Incorporating these protein-rich superfoods into your summer diet will help you stay cool and nourished
Maintaining adequate protein intake during summer is essential to support overall health, as the body requires protein for muscle repair, energy, and immune function, which can be particularly important during hot weather when physical activity levels might increase and heat can stress the body. Protein-rich superfoods are beneficial during this season. These foods are not only high in protein but also provide essential nutrients like vitamins, minerals, and antioxidants that support hydration, energy metabolism, and skin health. Read on as we share a list of protein-rich superfoods you must add to your summer diet.

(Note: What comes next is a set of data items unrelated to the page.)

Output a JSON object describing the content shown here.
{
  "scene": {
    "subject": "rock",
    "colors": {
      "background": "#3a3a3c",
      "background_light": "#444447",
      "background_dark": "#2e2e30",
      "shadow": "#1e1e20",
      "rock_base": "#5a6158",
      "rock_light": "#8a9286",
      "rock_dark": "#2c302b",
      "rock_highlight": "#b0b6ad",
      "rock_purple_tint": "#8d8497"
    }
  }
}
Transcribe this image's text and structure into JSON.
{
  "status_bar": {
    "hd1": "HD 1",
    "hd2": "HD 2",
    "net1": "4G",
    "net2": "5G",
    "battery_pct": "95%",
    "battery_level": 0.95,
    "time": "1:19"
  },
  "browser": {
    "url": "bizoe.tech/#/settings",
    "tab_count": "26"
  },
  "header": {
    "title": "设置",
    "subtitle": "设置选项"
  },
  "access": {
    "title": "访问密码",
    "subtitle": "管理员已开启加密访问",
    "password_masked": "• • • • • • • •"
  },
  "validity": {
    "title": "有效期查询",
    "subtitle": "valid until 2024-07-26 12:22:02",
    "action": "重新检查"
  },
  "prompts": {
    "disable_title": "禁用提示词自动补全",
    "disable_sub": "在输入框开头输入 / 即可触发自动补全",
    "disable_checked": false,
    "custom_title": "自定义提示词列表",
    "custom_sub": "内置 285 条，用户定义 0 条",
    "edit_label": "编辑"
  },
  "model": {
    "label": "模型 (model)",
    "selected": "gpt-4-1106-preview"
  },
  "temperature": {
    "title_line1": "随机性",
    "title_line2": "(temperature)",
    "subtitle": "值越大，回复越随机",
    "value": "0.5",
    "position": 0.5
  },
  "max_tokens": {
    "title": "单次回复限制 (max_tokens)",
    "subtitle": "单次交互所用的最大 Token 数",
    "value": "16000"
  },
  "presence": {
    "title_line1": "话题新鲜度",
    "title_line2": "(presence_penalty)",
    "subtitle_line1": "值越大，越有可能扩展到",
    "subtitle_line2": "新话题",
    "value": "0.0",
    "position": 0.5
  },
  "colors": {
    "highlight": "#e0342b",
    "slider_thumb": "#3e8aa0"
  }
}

8 protein-rich superfoods perfect for your summer diet:
1. Greek yogurt
Greek yogurt is refreshing and cool, making it ideal for hot weather. It's rich in protein, calcium, and probiotics, which support muscle repair, bone health, and digestive health. Enjoy it plain or with fresh fruits and honey for a healthy breakfast or snack. It can also be used in smoothies or as a base for dips.
2. Quinoa
Quinoa is light and versatile, perfect for salads and easy to cook. It is a complete protein with all nine essential amino acids, it's also high in fibre, magnesium, and antioxidants. Use it as a base for cold salads with vegetables, beans, and a light dressing. It can also be added to soups or used as a side dish.
3. Chickpeas
Chickpeas can be made into hummus or added to salads for a cool and refreshing dish. It's high in protein, fibre, and essential vitamins and minerals, they support digestion, muscle health, and heart health. Make chickpea salad with cucumber, tomatoes, and a lemon-tahini dressing, or enjoy them roasted as a crunchy snack.
4. Edamame
Edamame are young soybeans are quick to prepare and can be served cold. It's high in protein, fibre, and essential amino acids, they support muscle growth, digestive health, and overall nutrition. Enjoy steamed edamame sprinkled with sea salt as a snack, or add them to salads and grain bowls.
5. Paneer
Paneer, also known as cottage cheese is light and cool, making it an excellent refreshing snack or meal addition. It's high in protein and calcium, supporting muscle maintenance and bone health. Mix with fresh fruits, use as a topping for toast, or incorporate into salads for added creaminess.
6. Lentils
Lentils are versatile and easy to incorporate into cold salads or soups. They are high in protein, fibre, iron, and folate, supporting muscle health, digestion, and overall energy levels. Prepare lentil salad with vegetables and vinaigrette, or make a chilled lentil soup.
7. Almonds
Almonds are a portable and non-perishable snack perfect for on-the-go. They're high in protein, healthy fats, fibre, and vitamin E, supporting heart health, skin health, and energy. Eat raw or roasted as a snack, add to salads, or blend into smoothies.
8. Tuna
Tuna is light and easy to prepare, great for cool salads and sandwiches. It's high in protein and omega-3 fatty acids, supporting muscle repair, brain health, and heart health. Make a tuna salad with light mayo, celery, and lemon juice, or enjoy as a topping for greens or in a sandwich.
Incorporating these protein-rich superfoods into your summer diet will help you stay cool and nourished while enjoying the benefits of essential nutrients for overall health.